The Protein Man's Blog

Different Types of Extraction Buffers and When to Use Them

Written by The Protein Man | May 14, 2019 7:30:00 PM

Successful biochemical analysis heavily relies on the effective extraction of biologically active proteins from source materials (e.g., cell and tissue samples). Thus, you need to have an excellent working knowledge of your target protein(s) and use the appropriate extraction buffers for a given experimental design to ensure optimal protein recovery.

Why use a buffer solution?

There are many reasons why you need to use an appropriate buffer solution during the protein extraction process. Here’s how it helps:

  • It improves the stability of protein molecules as they are subjected to various forces during lysis and extraction.
  • It facilitates the isolation of target proteins from other non-soluble cell components.
  • It protects the integrity of the target proteins by keeping them in a stable environment.

What makes a good buffer?

According to Norman Good and colleagues, an effective buffer should exhibit the following properties:

  • Water-soluble
  • Does not permeate biological membranes
  • pKa between 6 and 8
  • Has a minimal effect on the biochemical reactions
  • Chemically stable
  • Does not absorb UV light
  • Easy to purify

What are some of the most commonly used buffer solutions?

While there is not one buffer solution that is compatible with all types of proteins, there are some that are applicable for a wide variety of protein types.

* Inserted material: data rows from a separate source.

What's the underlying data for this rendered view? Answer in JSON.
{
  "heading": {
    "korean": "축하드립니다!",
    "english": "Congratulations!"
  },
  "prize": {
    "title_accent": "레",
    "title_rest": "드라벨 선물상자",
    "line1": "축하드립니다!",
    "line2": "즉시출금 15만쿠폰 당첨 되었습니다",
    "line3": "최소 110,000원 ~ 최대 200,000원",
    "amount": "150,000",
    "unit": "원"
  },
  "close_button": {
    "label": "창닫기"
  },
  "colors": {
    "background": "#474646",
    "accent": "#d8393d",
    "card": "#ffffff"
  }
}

Tris-HCl – With an effective pH range of 7.0 to 9.0, this buffer is capable of extracting soluble cytoplasmic proteins. The pH of tris buffers is highly dependent on the temperature and the concentration of the solution.

HEPES-NaOH – HEPES-NaOH is an organic chemical buffer solution that works best between pH 7.2 and 8.2. It is ideally used in cases where enzyme structure and function need to be maintained at low temperatures. However, please take note that HEPES interferes with the Lowry protein assay and is not recommended in systems involving the study of radicals, since it favors the formation of radicals under a wide range of conditions.  

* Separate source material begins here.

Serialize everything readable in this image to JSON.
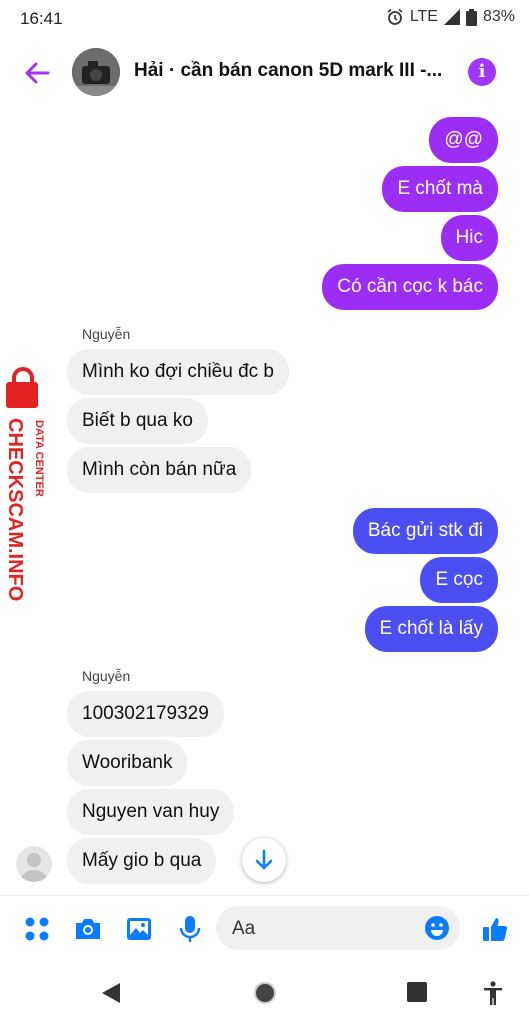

Sodium dihydrogen phosphate - disodium hydrogen phosphate – This buffer has a pH range between 5.8 and 8.0 and is usually used when the researcher needs to completely solubilize and denature the target proteins.

NP-40 – This non-ionic buffer solution is widely used for analyzing cytoplasmic or membrane-bound proteins and whole cell extracts. Considering its mild nature, it is also the buffer of choice when you need to retain normal protein functions. Note: If NP-40 fails to extract the target protein from insoluble materials or aggregates, try using RIPA buffer.

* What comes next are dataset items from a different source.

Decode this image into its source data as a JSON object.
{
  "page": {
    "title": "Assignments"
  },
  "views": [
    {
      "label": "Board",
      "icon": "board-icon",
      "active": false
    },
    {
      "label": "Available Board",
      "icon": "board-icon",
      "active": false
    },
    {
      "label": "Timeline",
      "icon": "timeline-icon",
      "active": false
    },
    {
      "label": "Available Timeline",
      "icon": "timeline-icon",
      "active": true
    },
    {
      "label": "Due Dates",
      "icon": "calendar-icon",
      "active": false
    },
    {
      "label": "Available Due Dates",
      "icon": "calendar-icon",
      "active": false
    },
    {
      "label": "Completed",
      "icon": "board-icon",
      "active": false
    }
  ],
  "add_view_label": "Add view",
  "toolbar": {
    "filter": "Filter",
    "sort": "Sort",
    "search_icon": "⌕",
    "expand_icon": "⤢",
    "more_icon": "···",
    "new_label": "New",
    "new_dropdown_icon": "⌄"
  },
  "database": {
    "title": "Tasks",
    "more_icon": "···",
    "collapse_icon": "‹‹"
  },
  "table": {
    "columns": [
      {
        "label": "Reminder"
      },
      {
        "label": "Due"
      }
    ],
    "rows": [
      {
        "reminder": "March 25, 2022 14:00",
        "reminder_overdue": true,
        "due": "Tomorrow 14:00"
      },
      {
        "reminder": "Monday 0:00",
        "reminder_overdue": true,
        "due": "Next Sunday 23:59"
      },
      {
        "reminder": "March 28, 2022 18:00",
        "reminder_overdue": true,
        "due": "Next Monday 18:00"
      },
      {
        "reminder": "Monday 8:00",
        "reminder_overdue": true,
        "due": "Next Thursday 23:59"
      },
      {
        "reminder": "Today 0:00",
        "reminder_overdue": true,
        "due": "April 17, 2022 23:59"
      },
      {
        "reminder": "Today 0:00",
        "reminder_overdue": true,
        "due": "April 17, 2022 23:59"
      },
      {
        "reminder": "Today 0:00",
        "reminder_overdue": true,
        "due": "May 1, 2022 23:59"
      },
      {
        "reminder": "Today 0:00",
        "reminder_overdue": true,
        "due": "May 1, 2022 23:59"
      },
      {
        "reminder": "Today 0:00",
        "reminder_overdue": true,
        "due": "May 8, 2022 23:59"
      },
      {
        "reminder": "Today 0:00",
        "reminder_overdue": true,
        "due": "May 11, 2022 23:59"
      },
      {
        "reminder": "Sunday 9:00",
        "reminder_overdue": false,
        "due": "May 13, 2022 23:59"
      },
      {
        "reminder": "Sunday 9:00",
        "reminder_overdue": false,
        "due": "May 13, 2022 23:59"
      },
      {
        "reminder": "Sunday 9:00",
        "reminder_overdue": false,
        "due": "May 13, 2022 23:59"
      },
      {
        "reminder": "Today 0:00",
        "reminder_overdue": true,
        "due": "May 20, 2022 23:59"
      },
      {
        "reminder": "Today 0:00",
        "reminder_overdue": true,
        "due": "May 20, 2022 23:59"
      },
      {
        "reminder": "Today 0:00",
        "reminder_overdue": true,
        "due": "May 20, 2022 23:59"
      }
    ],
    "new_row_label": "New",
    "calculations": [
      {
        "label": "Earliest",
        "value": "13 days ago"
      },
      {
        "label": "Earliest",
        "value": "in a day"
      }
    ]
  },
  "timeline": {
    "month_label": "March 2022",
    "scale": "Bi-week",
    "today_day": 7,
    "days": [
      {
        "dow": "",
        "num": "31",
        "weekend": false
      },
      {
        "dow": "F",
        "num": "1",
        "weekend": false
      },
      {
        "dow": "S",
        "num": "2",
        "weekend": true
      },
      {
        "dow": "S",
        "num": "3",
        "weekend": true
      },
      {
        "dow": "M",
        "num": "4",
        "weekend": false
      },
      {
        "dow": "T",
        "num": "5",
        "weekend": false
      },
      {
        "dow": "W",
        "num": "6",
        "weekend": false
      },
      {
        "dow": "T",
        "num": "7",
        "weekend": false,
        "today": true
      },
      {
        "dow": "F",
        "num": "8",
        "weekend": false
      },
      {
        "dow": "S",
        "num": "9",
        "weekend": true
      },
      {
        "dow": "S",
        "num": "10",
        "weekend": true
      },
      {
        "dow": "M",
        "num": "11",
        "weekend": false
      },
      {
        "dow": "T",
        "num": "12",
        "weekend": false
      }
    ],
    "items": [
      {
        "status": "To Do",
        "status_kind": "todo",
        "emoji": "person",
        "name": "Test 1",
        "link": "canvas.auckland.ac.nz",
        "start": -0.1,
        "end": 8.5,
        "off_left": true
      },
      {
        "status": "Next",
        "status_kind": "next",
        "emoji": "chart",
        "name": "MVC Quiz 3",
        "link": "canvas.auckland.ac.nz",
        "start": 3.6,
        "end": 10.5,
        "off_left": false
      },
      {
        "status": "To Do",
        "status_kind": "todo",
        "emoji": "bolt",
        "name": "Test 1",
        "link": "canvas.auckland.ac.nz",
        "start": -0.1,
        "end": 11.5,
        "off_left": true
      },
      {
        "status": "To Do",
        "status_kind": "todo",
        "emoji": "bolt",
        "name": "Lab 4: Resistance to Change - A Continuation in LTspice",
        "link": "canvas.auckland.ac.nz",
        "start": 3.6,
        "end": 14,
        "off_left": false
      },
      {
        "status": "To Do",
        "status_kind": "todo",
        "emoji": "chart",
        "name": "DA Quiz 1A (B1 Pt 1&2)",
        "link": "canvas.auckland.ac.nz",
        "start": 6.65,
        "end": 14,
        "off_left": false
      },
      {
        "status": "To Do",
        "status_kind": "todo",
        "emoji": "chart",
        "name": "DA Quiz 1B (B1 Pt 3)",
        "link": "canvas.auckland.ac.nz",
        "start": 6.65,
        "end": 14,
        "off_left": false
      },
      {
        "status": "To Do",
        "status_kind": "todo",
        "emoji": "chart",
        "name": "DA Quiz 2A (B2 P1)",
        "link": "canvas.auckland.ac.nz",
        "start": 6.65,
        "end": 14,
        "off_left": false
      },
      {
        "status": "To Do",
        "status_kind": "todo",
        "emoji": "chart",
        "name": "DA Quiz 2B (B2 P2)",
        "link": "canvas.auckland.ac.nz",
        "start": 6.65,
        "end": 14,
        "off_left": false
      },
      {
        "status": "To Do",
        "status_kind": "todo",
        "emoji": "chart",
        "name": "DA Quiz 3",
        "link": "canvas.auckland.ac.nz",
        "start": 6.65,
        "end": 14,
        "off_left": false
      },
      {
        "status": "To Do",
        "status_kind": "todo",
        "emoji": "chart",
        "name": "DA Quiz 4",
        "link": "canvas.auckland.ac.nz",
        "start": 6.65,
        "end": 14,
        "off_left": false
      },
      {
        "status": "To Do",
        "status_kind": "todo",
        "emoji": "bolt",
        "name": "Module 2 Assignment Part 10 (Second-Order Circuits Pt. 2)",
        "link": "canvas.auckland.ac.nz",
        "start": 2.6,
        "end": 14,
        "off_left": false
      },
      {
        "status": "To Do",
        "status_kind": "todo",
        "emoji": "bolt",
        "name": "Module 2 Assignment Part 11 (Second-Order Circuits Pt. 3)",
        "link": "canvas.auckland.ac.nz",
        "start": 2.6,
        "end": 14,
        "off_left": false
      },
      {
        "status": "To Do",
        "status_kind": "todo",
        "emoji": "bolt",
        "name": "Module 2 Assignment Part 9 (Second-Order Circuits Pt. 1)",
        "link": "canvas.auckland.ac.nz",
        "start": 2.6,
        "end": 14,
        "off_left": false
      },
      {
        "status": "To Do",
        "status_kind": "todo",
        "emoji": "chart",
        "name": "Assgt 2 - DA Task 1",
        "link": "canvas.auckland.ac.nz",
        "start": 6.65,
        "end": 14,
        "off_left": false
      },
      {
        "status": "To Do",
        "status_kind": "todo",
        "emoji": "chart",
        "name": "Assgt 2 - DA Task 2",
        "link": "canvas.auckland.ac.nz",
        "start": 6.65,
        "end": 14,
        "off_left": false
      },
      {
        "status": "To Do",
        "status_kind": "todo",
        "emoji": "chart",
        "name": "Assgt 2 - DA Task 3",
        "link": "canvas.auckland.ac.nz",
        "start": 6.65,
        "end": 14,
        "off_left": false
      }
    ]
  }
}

RIPA (radioimmunoprecipitation assay buffer) – This buffer is ideally used for whole cell extracts, membrane-bound proteins, and nuclear proteins. The RIPA buffer is compatible with most applications (e.g., protein assays and other protein purification techniques). However, it tends to disrupt weak protein-protein interactions, so take the necessary precautions when working with immunoprecipitation or pull-down assays.

In summation, mild extraction buffers may be required for extracting biologically active proteins for a wide range of downstream applications (e.g., ELISA, gel electrophoresis, Western blotting, chromatographic applications, etc.) while denaturing chaotropic buffers that preserve the native charge of proteins are ideally used for extracting proteins for 2D electrophoresis. In addition, there are several buffers designed to isolate total proteomes from various species (e.g., mammals, plants, insects, bacteria, and yeast) as well as for the solubilization of inclusion bodies.

What are the general considerations when choosing a buffer system?

  1. Make sure your chosen buffer performs well at the chosen pH. To ensure good results, use one with pKa value within one unit of your desired pH and maintain a concentration between 50 and 100 mM.
  2. Choose a buffer solution that is chemically stable and does not interfere with the activity of the target protein.
  3. Consider the buffer’s compatibility with subsequent downstream applications.